На наших глазах происходило чудо. Обычная, заезженная киношная лента (на протяжении многих лет единственная копия в ивановском кинопрокате) смыкала времена, открывая в нас забытый, вечный ритм российского существования. Ритм, где за напряженным молчанием — крик израненной души, где в паузах (знаменитые «длинноты» Тарковского) — дождь, снег, таинственный звук языческой ночи накануне дня Ивана Купалы. И как все близко! Наша Владимиро-Суздальская Русь. То самое пространство, где жили наши предки и где живем мы, их потомки, унаследовавшие эту страшную и прекрасную Россию…

Экран переставал быть экраном. Забывалось, что у фильма есть такой-то режиссер, что, как всякий фильм, «Андрей Рублев» рождался в неимоверных производственных муках. Тарковский — это было прежде всего имя русской Атлантиды, всплывающей из собственной генной памяти.

Но наступил день, когда слух о приезде Андрея Тарковского стал неопровержимой достоверностью.

Тарковского в Иваново пригласил Евгений Кузнецов, ныне известный тележурналист, в ту пору отчаянно смелый деятель областного кинопроката.

Вспоминаю первые отклики на приезд Андрея Арсеньевича в наш город. Говорили, что приехал очень нервный. До этого был в Горьком. Разругался с тамошним начальством. Не исключено подобное и в Иванове. Сверху приказано: о приезде режиссера — ни одной строки в газете, ни слова на радио… Но вот что интересно: на просмотр фильма «Зеркало», привезенного Тарковским в Иваново, шли не только интеллектуалы, хорошо знакомые с его творчеством, но и «запретители» самых разных уровней, которые так или иначе хотели отметиться в предстоящем элитарном бомонде.

Зрелище было забавно абсурдистское. Особенно после просмотра. Растерянность. Вытянутые напряженные лица. На них читалось примерно следующее: «Неужели из-за этой галиматьи стоило собираться всем городом… Ну, если бы там какой-нибудь выпад против советской власти… Или „клубничка“ какая-нибудь…»

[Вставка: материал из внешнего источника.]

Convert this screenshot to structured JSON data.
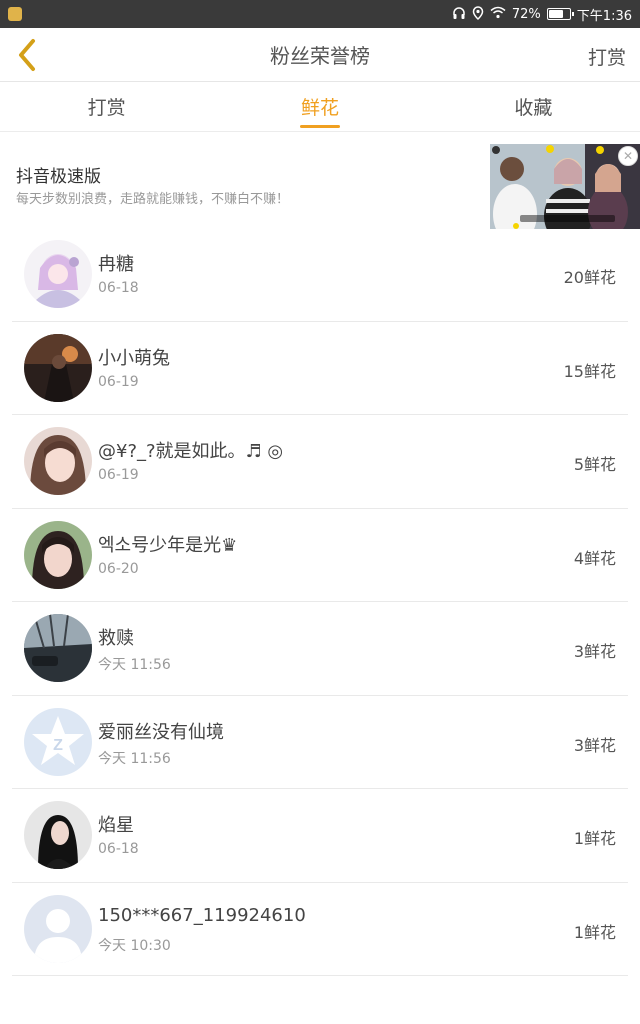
{
  "status_bar": {
    "battery": "72%",
    "battery_level": 0.72,
    "time": "下午1:36"
  },
  "header": {
    "title": "粉丝荣誉榜",
    "action": "打赏"
  },
  "tabs": [
    {
      "label": "打赏"
    },
    {
      "label": "鲜花"
    },
    {
      "label": "收藏"
    }
  ],
  "active_tab": "鲜花",
  "ad": {
    "title": "抖音极速版",
    "description": "每天步数别浪费，走路就能赚钱，不赚白不赚！",
    "close_icon": "close-icon"
  },
  "colors": {
    "accent": "#f0a020",
    "status_bar": "#3a3a3a"
  },
  "rows": [
    {
      "name": "冉糖",
      "date": "06-18",
      "amount": "20鲜花",
      "avatar": "anime-girl"
    },
    {
      "name": "小小萌兔",
      "date": "06-19",
      "amount": "15鲜花",
      "avatar": "dark-scene"
    },
    {
      "name": "@¥?_?就是如此。♬ ◎",
      "date": "06-19",
      "amount": "5鲜花",
      "avatar": "girl-portrait"
    },
    {
      "name": "엑소号少年是光♛",
      "date": "06-20",
      "amount": "4鲜花",
      "avatar": "girl-portrait-2"
    },
    {
      "name": "救赎",
      "date": "今天 11:56",
      "amount": "3鲜花",
      "avatar": "street-scene"
    },
    {
      "name": "爱丽丝没有仙境",
      "date": "今天 11:56",
      "amount": "3鲜花",
      "avatar": "qq-default-icon"
    },
    {
      "name": "焰星",
      "date": "06-18",
      "amount": "1鲜花",
      "avatar": "dark-portrait"
    },
    {
      "name": "150***667_119924610",
      "date": "今天 10:30",
      "amount": "1鲜花",
      "avatar": "default-user-icon"
    }
  ]
}
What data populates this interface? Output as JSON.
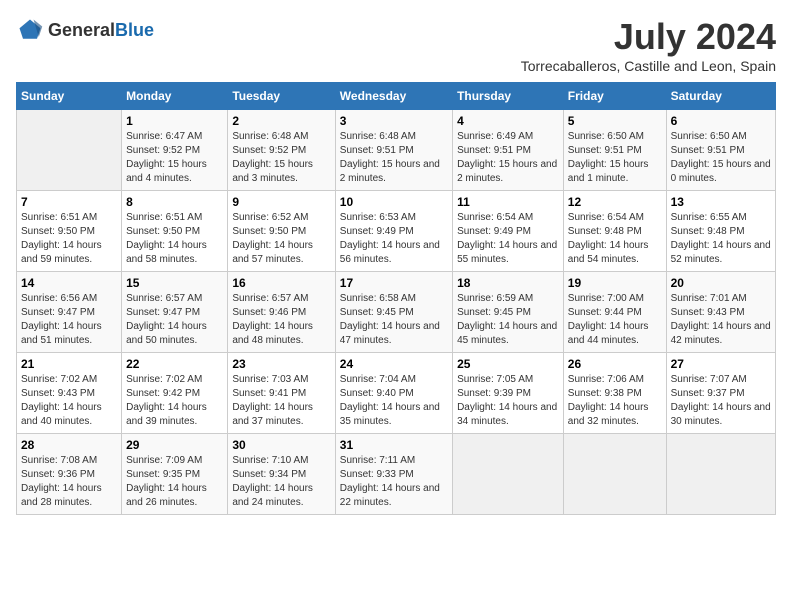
{
  "header": {
    "logo": {
      "text_general": "General",
      "text_blue": "Blue"
    },
    "title": "July 2024",
    "location": "Torrecaballeros, Castille and Leon, Spain"
  },
  "calendar": {
    "days_of_week": [
      "Sunday",
      "Monday",
      "Tuesday",
      "Wednesday",
      "Thursday",
      "Friday",
      "Saturday"
    ],
    "weeks": [
      [
        {
          "day": "",
          "empty": true
        },
        {
          "day": "1",
          "sunrise": "Sunrise: 6:47 AM",
          "sunset": "Sunset: 9:52 PM",
          "daylight": "Daylight: 15 hours and 4 minutes."
        },
        {
          "day": "2",
          "sunrise": "Sunrise: 6:48 AM",
          "sunset": "Sunset: 9:52 PM",
          "daylight": "Daylight: 15 hours and 3 minutes."
        },
        {
          "day": "3",
          "sunrise": "Sunrise: 6:48 AM",
          "sunset": "Sunset: 9:51 PM",
          "daylight": "Daylight: 15 hours and 2 minutes."
        },
        {
          "day": "4",
          "sunrise": "Sunrise: 6:49 AM",
          "sunset": "Sunset: 9:51 PM",
          "daylight": "Daylight: 15 hours and 2 minutes."
        },
        {
          "day": "5",
          "sunrise": "Sunrise: 6:50 AM",
          "sunset": "Sunset: 9:51 PM",
          "daylight": "Daylight: 15 hours and 1 minute."
        },
        {
          "day": "6",
          "sunrise": "Sunrise: 6:50 AM",
          "sunset": "Sunset: 9:51 PM",
          "daylight": "Daylight: 15 hours and 0 minutes."
        }
      ],
      [
        {
          "day": "7",
          "sunrise": "Sunrise: 6:51 AM",
          "sunset": "Sunset: 9:50 PM",
          "daylight": "Daylight: 14 hours and 59 minutes."
        },
        {
          "day": "8",
          "sunrise": "Sunrise: 6:51 AM",
          "sunset": "Sunset: 9:50 PM",
          "daylight": "Daylight: 14 hours and 58 minutes."
        },
        {
          "day": "9",
          "sunrise": "Sunrise: 6:52 AM",
          "sunset": "Sunset: 9:50 PM",
          "daylight": "Daylight: 14 hours and 57 minutes."
        },
        {
          "day": "10",
          "sunrise": "Sunrise: 6:53 AM",
          "sunset": "Sunset: 9:49 PM",
          "daylight": "Daylight: 14 hours and 56 minutes."
        },
        {
          "day": "11",
          "sunrise": "Sunrise: 6:54 AM",
          "sunset": "Sunset: 9:49 PM",
          "daylight": "Daylight: 14 hours and 55 minutes."
        },
        {
          "day": "12",
          "sunrise": "Sunrise: 6:54 AM",
          "sunset": "Sunset: 9:48 PM",
          "daylight": "Daylight: 14 hours and 54 minutes."
        },
        {
          "day": "13",
          "sunrise": "Sunrise: 6:55 AM",
          "sunset": "Sunset: 9:48 PM",
          "daylight": "Daylight: 14 hours and 52 minutes."
        }
      ],
      [
        {
          "day": "14",
          "sunrise": "Sunrise: 6:56 AM",
          "sunset": "Sunset: 9:47 PM",
          "daylight": "Daylight: 14 hours and 51 minutes."
        },
        {
          "day": "15",
          "sunrise": "Sunrise: 6:57 AM",
          "sunset": "Sunset: 9:47 PM",
          "daylight": "Daylight: 14 hours and 50 minutes."
        },
        {
          "day": "16",
          "sunrise": "Sunrise: 6:57 AM",
          "sunset": "Sunset: 9:46 PM",
          "daylight": "Daylight: 14 hours and 48 minutes."
        },
        {
          "day": "17",
          "sunrise": "Sunrise: 6:58 AM",
          "sunset": "Sunset: 9:45 PM",
          "daylight": "Daylight: 14 hours and 47 minutes."
        },
        {
          "day": "18",
          "sunrise": "Sunrise: 6:59 AM",
          "sunset": "Sunset: 9:45 PM",
          "daylight": "Daylight: 14 hours and 45 minutes."
        },
        {
          "day": "19",
          "sunrise": "Sunrise: 7:00 AM",
          "sunset": "Sunset: 9:44 PM",
          "daylight": "Daylight: 14 hours and 44 minutes."
        },
        {
          "day": "20",
          "sunrise": "Sunrise: 7:01 AM",
          "sunset": "Sunset: 9:43 PM",
          "daylight": "Daylight: 14 hours and 42 minutes."
        }
      ],
      [
        {
          "day": "21",
          "sunrise": "Sunrise: 7:02 AM",
          "sunset": "Sunset: 9:43 PM",
          "daylight": "Daylight: 14 hours and 40 minutes."
        },
        {
          "day": "22",
          "sunrise": "Sunrise: 7:02 AM",
          "sunset": "Sunset: 9:42 PM",
          "daylight": "Daylight: 14 hours and 39 minutes."
        },
        {
          "day": "23",
          "sunrise": "Sunrise: 7:03 AM",
          "sunset": "Sunset: 9:41 PM",
          "daylight": "Daylight: 14 hours and 37 minutes."
        },
        {
          "day": "24",
          "sunrise": "Sunrise: 7:04 AM",
          "sunset": "Sunset: 9:40 PM",
          "daylight": "Daylight: 14 hours and 35 minutes."
        },
        {
          "day": "25",
          "sunrise": "Sunrise: 7:05 AM",
          "sunset": "Sunset: 9:39 PM",
          "daylight": "Daylight: 14 hours and 34 minutes."
        },
        {
          "day": "26",
          "sunrise": "Sunrise: 7:06 AM",
          "sunset": "Sunset: 9:38 PM",
          "daylight": "Daylight: 14 hours and 32 minutes."
        },
        {
          "day": "27",
          "sunrise": "Sunrise: 7:07 AM",
          "sunset": "Sunset: 9:37 PM",
          "daylight": "Daylight: 14 hours and 30 minutes."
        }
      ],
      [
        {
          "day": "28",
          "sunrise": "Sunrise: 7:08 AM",
          "sunset": "Sunset: 9:36 PM",
          "daylight": "Daylight: 14 hours and 28 minutes."
        },
        {
          "day": "29",
          "sunrise": "Sunrise: 7:09 AM",
          "sunset": "Sunset: 9:35 PM",
          "daylight": "Daylight: 14 hours and 26 minutes."
        },
        {
          "day": "30",
          "sunrise": "Sunrise: 7:10 AM",
          "sunset": "Sunset: 9:34 PM",
          "daylight": "Daylight: 14 hours and 24 minutes."
        },
        {
          "day": "31",
          "sunrise": "Sunrise: 7:11 AM",
          "sunset": "Sunset: 9:33 PM",
          "daylight": "Daylight: 14 hours and 22 minutes."
        },
        {
          "day": "",
          "empty": true
        },
        {
          "day": "",
          "empty": true
        },
        {
          "day": "",
          "empty": true
        }
      ]
    ]
  }
}
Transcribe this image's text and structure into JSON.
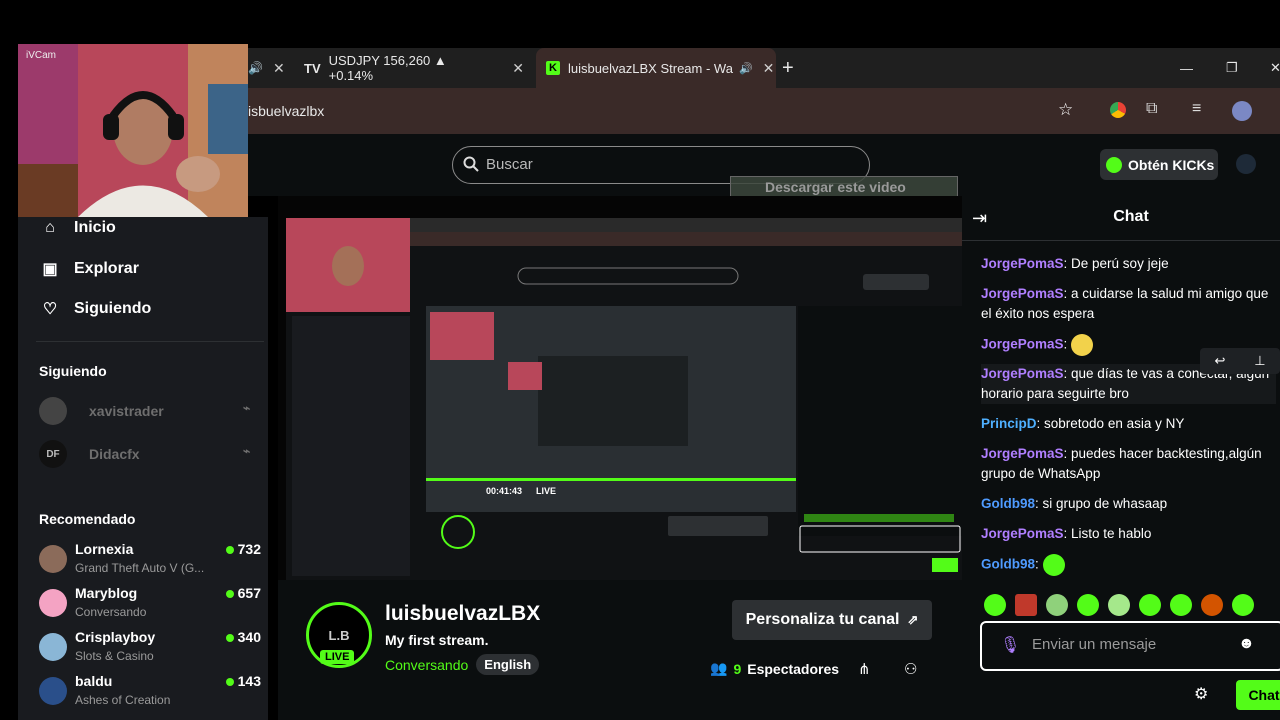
{
  "webcam_label": "iVCam",
  "tabs": [
    {
      "title": "USDJPY 156,260 ▲ +0.14%"
    },
    {
      "title": "luisbuelvazLBX Stream - Wa"
    }
  ],
  "window": {
    "minimize": "—",
    "maximize": "❐",
    "close": "✕"
  },
  "address": {
    "url": "isbuelvazlbx"
  },
  "header": {
    "search_placeholder": "Buscar",
    "get_kicks": "Obtén KICKs",
    "download_overlay": "Descargar este video"
  },
  "sidebar": {
    "nav": [
      {
        "label": "Inicio"
      },
      {
        "label": "Explorar"
      },
      {
        "label": "Siguiendo"
      }
    ],
    "following_title": "Siguiendo",
    "following": [
      {
        "name": "xavistrader",
        "avatar": ""
      },
      {
        "name": "Didacfx",
        "avatar": "DF"
      }
    ],
    "recommended_title": "Recomendado",
    "recommended": [
      {
        "name": "Lornexia",
        "game": "Grand Theft Auto V (G...",
        "viewers": "732",
        "color": "#8b6b5a"
      },
      {
        "name": "Maryblog",
        "game": "Conversando",
        "viewers": "657",
        "color": "#f4a3c3"
      },
      {
        "name": "Crisplayboy",
        "game": "Slots & Casino",
        "viewers": "340",
        "color": "#8ab6d6"
      },
      {
        "name": "baldu",
        "game": "Ashes of Creation",
        "viewers": "143",
        "color": "#2a4f8a"
      }
    ]
  },
  "chat": {
    "title": "Chat",
    "messages": [
      {
        "user": "JorgePomaS",
        "text": ": De perú soy jeje",
        "cls": "u-green"
      },
      {
        "user": "JorgePomaS",
        "text": ": a cuidarse la salud mi amigo que el éxito nos espera",
        "cls": "u-green"
      },
      {
        "user": "JorgePomaS",
        "text": ":",
        "cls": "u-green",
        "emote": "#f2d24b"
      },
      {
        "user": "JorgePomaS",
        "text": ": que días te vas a conectar, algún horario para seguirte bro",
        "cls": "u-green"
      },
      {
        "user": "PrincipD",
        "text": ": sobretodo en asia y NY",
        "cls": "u-cyan"
      },
      {
        "user": "JorgePomaS",
        "text": ": puedes hacer backtesting,algún grupo de WhatsApp",
        "cls": "u-green"
      },
      {
        "user": "Goldb98",
        "text": ": si grupo de whasaap",
        "cls": "u-blue"
      },
      {
        "user": "JorgePomaS",
        "text": ": Listo te hablo",
        "cls": "u-green"
      },
      {
        "user": "Goldb98",
        "text": ":",
        "cls": "u-blue",
        "emote": "#53fc18"
      }
    ],
    "input_placeholder": "Enviar un mensaje",
    "send_label": "Chat"
  },
  "channel": {
    "avatar_text": "L.B",
    "live_badge": "LIVE",
    "name": "luisbuelvazLBX",
    "stream_title": "My first stream.",
    "category": "Conversando",
    "language": "English",
    "customize": "Personaliza tu canal",
    "viewers": "9",
    "viewers_label": "Espectadores"
  },
  "nested": {
    "time": "00:41:43",
    "live": "LIVE"
  },
  "colors": {
    "accent": "#53fc18",
    "bg": "#0b0e0f",
    "sidebar": "#191b1f",
    "address": "#3a2a28"
  }
}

В повесть А. Малышева «Свеча на семи ветрах» включен весьма характерный кадрик, повествующий о реакции на «Зеркало»: «В длинной очереди у гардероба я оказался рядом с представительным плотным мужчиной, у которого розовость лица, лба особенно, сочеталась с так называемой „благородной“ голубоватой сединой. Вид у него был слегка обиженный. Он вопросительно поглядывал вокруг. Взгляд его задержался на мне. Помедлив, может, прикинув, стоит со мной говорить или нет, он неуверенно спросил:

— Скажите, вы что-нибудь поняли?

— Думаю, да. Но все-таки стоит посмотреть еще раз…

— Ну, вот, вы не очень уверены. Я ничего не понял. Ну, согласитесь, бессмыслица какая-то. Птица садится на голову мальчишке. Этот… отец, что ли, умирает или болеет, а в руке у него обгадившийся воробей… Я из общества „Знание“, много лет в нем работаю, и я не понимаю! Кому же тогда это адресовано?»

Конечно, не прост кинематографический язык Тарковского, и для того, чтобы понять его, нужно интеллектуальное, душевное напряжение. Оно-то и отсутствовало у ревнителей общества «Знания». Но, к счастью, на том просмотре были и такие зрители, которые почувствовали свою сопричастность к художественному миру Тарковского. Его бездонность не только не отпугнула, но заставила искать, открывать в себе что-то новое, неизвестное ранее. Запомнилось, как на встрече на вопрос «кто ваш зритель?»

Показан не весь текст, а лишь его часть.